I agree with Linker that there’s no going back to a pre-modern culture and politics of authority–and we wouldn’t want to even if we could. (I’m also not sure that’s what Bacevich is proposing; in his book The Limits of Power he writes quite positively about the movements for expanding human freedom in the 20th century and laments conservatives’ opposition to them; see pp. 26-27.) Yet I don’t think Linker grapples seriously enough with the problem that some forms of liberalism face: if freedom of choice is the highest good, then it’s difficult to make the case for any restraint on human appetite. This is true even if freedom is only the highest political good, as that arch-liberal Lord Acton held.
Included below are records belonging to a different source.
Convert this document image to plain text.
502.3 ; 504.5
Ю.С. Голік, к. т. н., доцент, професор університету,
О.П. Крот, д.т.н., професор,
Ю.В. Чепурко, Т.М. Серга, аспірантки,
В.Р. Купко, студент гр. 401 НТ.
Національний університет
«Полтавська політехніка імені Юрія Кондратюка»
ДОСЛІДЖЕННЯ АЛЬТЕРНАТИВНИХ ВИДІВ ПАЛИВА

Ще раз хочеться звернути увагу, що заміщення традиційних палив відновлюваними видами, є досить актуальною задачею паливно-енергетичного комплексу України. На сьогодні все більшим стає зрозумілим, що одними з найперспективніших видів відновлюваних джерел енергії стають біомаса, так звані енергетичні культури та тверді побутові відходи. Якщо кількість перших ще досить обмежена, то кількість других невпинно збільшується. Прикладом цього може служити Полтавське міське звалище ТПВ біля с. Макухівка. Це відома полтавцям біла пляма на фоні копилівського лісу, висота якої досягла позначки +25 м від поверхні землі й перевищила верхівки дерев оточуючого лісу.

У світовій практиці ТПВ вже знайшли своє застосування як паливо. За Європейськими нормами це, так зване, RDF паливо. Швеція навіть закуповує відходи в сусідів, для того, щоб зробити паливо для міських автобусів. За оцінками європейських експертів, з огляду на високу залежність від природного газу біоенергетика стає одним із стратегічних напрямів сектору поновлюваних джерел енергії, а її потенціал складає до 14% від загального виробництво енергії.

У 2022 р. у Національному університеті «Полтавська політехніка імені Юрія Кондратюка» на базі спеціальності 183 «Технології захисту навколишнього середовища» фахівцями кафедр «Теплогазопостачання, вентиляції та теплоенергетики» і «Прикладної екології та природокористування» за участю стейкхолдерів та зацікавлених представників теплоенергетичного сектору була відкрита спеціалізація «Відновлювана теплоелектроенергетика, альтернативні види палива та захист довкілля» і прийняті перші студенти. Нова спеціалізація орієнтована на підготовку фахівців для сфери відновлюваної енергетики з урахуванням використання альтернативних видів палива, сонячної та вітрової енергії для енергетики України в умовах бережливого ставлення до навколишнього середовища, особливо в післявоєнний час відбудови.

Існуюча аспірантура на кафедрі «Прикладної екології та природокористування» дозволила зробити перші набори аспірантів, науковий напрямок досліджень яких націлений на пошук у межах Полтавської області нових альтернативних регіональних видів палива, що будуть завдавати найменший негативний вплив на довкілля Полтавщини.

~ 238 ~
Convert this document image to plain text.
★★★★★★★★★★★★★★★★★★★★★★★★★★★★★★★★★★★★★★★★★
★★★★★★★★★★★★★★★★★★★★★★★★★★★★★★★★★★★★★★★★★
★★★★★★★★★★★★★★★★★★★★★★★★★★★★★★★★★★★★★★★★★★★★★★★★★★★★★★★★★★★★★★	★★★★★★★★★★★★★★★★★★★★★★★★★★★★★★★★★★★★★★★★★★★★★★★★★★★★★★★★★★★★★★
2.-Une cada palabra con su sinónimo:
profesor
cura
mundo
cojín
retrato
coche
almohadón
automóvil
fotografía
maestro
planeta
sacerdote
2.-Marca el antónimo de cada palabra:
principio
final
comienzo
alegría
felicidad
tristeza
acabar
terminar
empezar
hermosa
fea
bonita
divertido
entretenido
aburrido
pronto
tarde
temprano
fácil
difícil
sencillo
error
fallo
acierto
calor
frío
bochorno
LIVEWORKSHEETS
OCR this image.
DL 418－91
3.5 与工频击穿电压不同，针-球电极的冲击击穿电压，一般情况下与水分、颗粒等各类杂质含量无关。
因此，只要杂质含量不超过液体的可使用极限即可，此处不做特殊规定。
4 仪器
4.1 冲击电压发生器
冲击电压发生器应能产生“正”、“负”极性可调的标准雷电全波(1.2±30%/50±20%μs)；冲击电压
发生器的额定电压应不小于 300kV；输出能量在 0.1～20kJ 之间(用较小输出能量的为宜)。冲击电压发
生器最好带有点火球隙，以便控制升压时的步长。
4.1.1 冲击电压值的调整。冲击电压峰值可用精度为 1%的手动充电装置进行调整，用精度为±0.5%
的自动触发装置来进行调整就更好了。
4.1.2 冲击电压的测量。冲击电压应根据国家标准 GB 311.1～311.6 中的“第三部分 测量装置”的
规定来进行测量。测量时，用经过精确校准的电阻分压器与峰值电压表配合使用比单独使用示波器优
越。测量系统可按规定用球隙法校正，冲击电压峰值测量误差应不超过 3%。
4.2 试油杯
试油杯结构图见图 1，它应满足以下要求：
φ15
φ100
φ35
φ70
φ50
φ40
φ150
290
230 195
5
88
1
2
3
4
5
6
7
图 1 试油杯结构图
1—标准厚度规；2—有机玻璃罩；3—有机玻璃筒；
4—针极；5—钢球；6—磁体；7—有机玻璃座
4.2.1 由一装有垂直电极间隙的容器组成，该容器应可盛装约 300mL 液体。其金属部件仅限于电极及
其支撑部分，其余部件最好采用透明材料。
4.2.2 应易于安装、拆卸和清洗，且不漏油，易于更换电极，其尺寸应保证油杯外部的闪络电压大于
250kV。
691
The reason is that sometimes we have to choose collectively in light of a greater good than the sum of individual desires.
Or at least it seems to me. A Millian harm principle might get you a good distance toward curtailing human selfishness, but is it enough, for instance, to get us to care for the environment, even if that might mean lowering our material standard of living? Or to work toward justice for people living in absolute poverty? Linker is right in my view to defend the “modern, liberal order” that “valorizes consent and individual choice,” but somehow that order needs to be balanced with a sense of limits and restraint. Bacevich’s writing thus can provide a useful corrective.